Assuming your data source is sorted by Server and the first service is always service1, then:
LOAD ServerName,
Timestamp,
Service,
Status,
If(ServerName = Previous(ServerName), Peek(OVERALLSTATUS), If(Service = 'service1' And Status = 'running', 1, 0)) As OVERALLSTATUS
FROM ...
If you source data is not sorted, or the service might not be the first, then you will not be able to do this in one pass. (you said your data set was huge).
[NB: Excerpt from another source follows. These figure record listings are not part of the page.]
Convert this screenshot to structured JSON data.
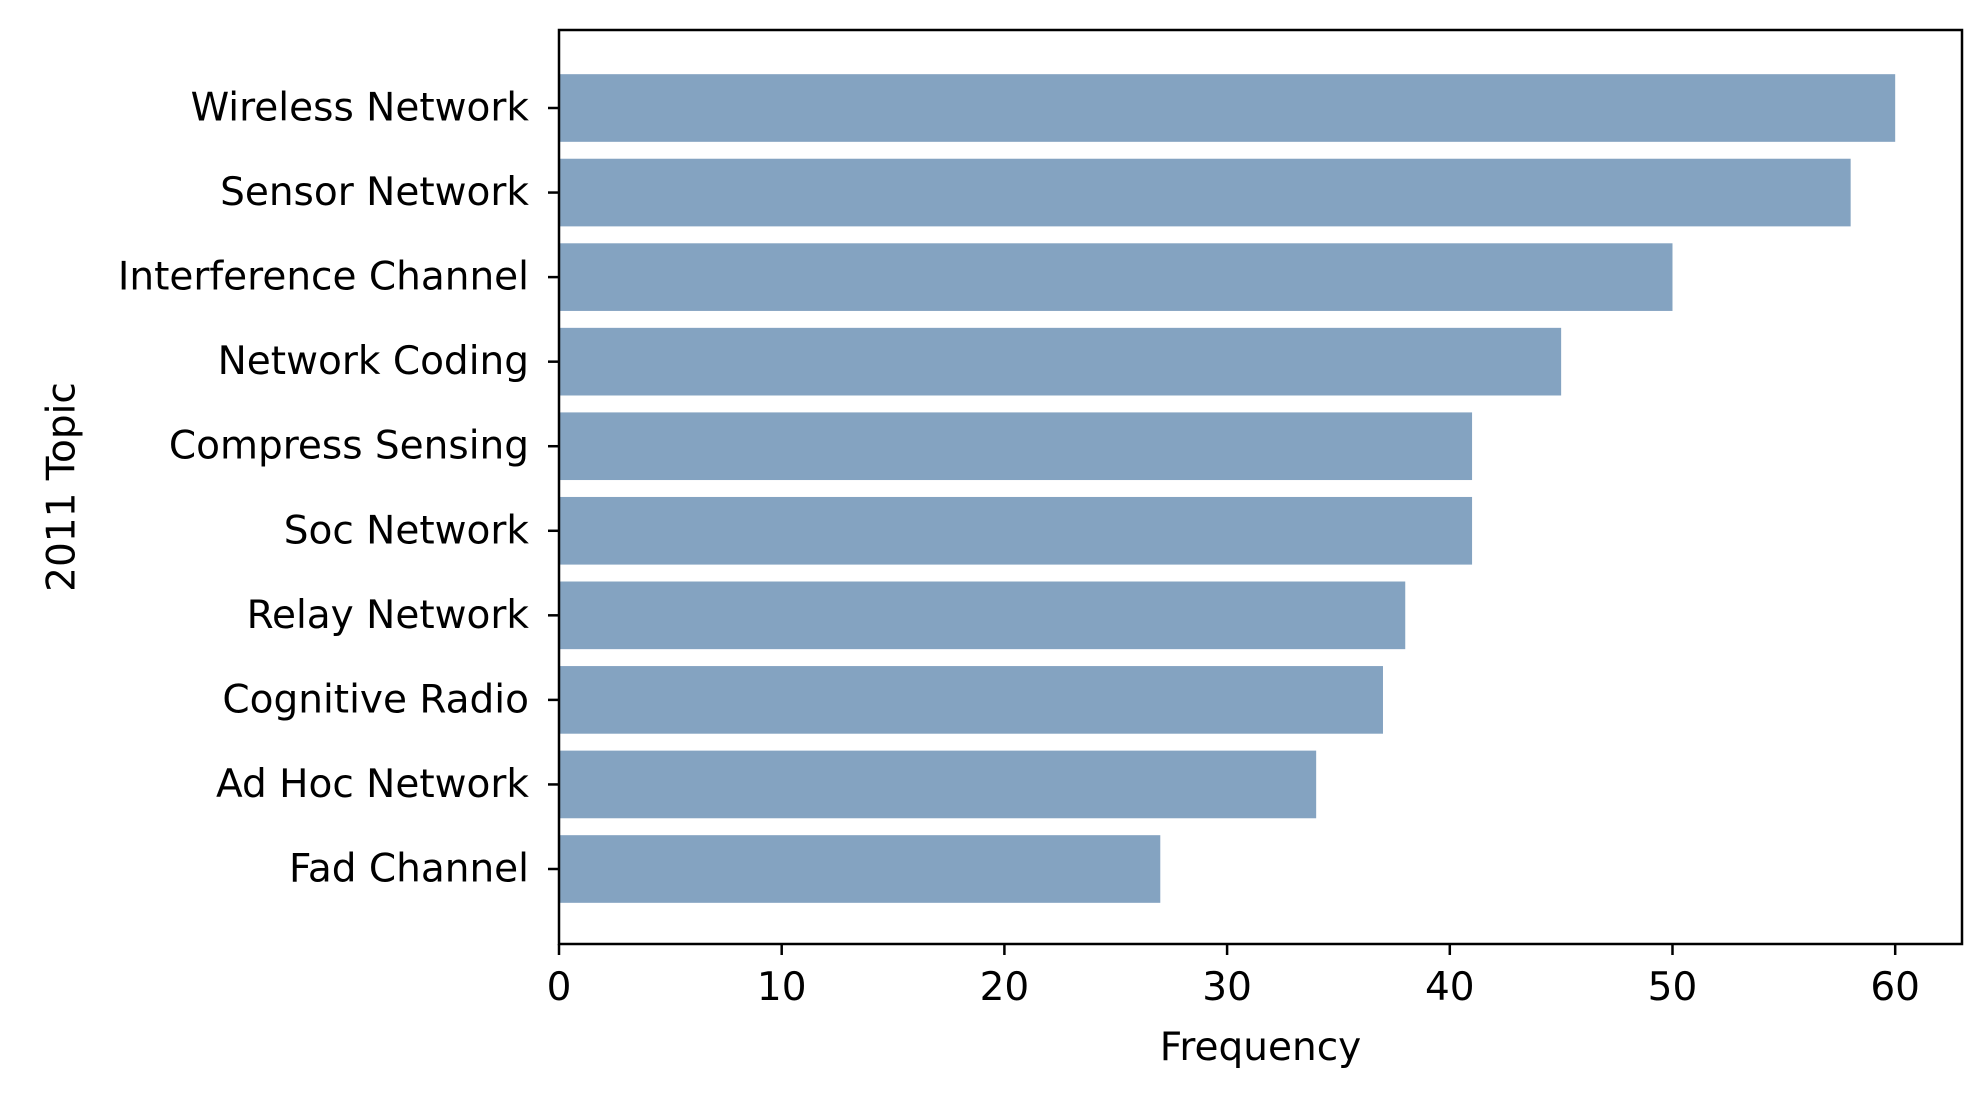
{
  "chart_data": {
    "type": "bar",
    "orientation": "horizontal",
    "categories": [
      "Wireless Network",
      "Sensor Network",
      "Interference Channel",
      "Network Coding",
      "Compress Sensing",
      "Soc Network",
      "Relay Network",
      "Cognitive Radio",
      "Ad Hoc Network",
      "Fad Channel"
    ],
    "values": [
      60,
      58,
      50,
      45,
      41,
      41,
      38,
      37,
      34,
      27
    ],
    "xlabel": "Frequency",
    "ylabel": "2011 Topic",
    "xlim": [
      0,
      63
    ],
    "xticks": [
      0,
      10,
      20,
      30,
      40,
      50,
      60
    ],
    "grid": false,
    "bar_color": "#84a3c1"
  }
}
This is not right solution if i add a new set of server and services its simply adding up with previous i want only 0 and 1 as value not the cumulative sum
LOAD *, rangesum(if(Service = 'service1' and Status = 'running', 1, 0), Peek(OVERALLSTATUS)) as OVERALLSTATUS Inline [
ServerName , Timestamp, Service,Status
abcd,25/07/2015 10:12:45 AM,service1,stopped
abcd,25/07/2015 10:12:45 AM,service2,running
abcd,25/07/2015 10:12:47 AM,service3,running
abcd,25/07/2015 10:12:48 AM,service4,running
efgh,25/07/2015 10:12:55 AM,service1,running
efgh,25/07/2015 10:12:55 AM,service2,running
efgh,25/07/2015 10:12:56 AM,service3,stopped
efgh,25/07/2015 10:12:57 AM,service4,running
efgh,26/07/2015 10:12:55 AM,service1,running
efgh,26/07/2015 10:12:55 AM,service2,running
efgh,26/07/2015 10:12:56 AM,service3,stopped
efgh,26/07/2015 10:12:57 AM,service4,running
];
Yes the service might not be sorted also the same server will get repeated with different time stamp
Then you can do this through a mapping table:
MapStatus:
Mapping LOAD ServerName & '-' & Timestamp,
If(Status = 'running', 1, 0)
FROM ....
WHERE Service = 'service1';
LOAD ServerName,
Timestamp,
Service,
Status,
ApplyMap('MapStatus', ServerName & '-' & Timestamp, 0) As OVERALLSTATUS
FROM ...;
I think this will give the best possible performance for a large data set.
Try something like this
Data:
LOAD *,Timestamp#(Timestamp,'DD/MM/YYYY hh:mm:ss TT') as Time Inline [
ServerName, Timestamp, Service, Status
abcd,25/07/2015 10:12:45 AM,service1,stopped
abcd,25/07/2015 10:12:45 AM,service2,running
abcd,25/07/2015 10:12:47 AM,service3,running
abcd,25/07/2015 10:12:48 AM,service4,running
abcd,25/07/2015 10:12:49 AM,service4,running
efgh,25/07/2015 10:12:55 AM,service1,running
efgh,25/07/2015 10:12:55 AM,service2,running
efgh,25/07/2015 10:12:56 AM,service3,stopped
efgh,25/07/2015 10:12:57 AM,service4,running ];
New:
NoConcatenate
LOAD *,
if(RowNo()=1 and lower(trim(Status))='stopped',0,
if(RowNo()=1 and lower(trim(Status))='running',1,
if(ServerName<>Previous(ServerName) and lower(trim(Status))='stopped',0,
if(ServerName<>Previous(ServerName) and lower(trim(Status))='running',1,
if(ServerName=Previous(ServerName),Peek('OVERALLSTATUS ')))))) as OVERALLSTATUS
Resident Data
Order by ServerName,Service,Timestamp asc;
DROP Table Data;
or you can do just Order by ServerName,Timestamp asc;
Please see the attached
Dear jontydkpi
I was thinking if this gives big mapping table due to timestamp, is it ok to have mapping tables with thousands of records. In this case equal to the no of fact table records.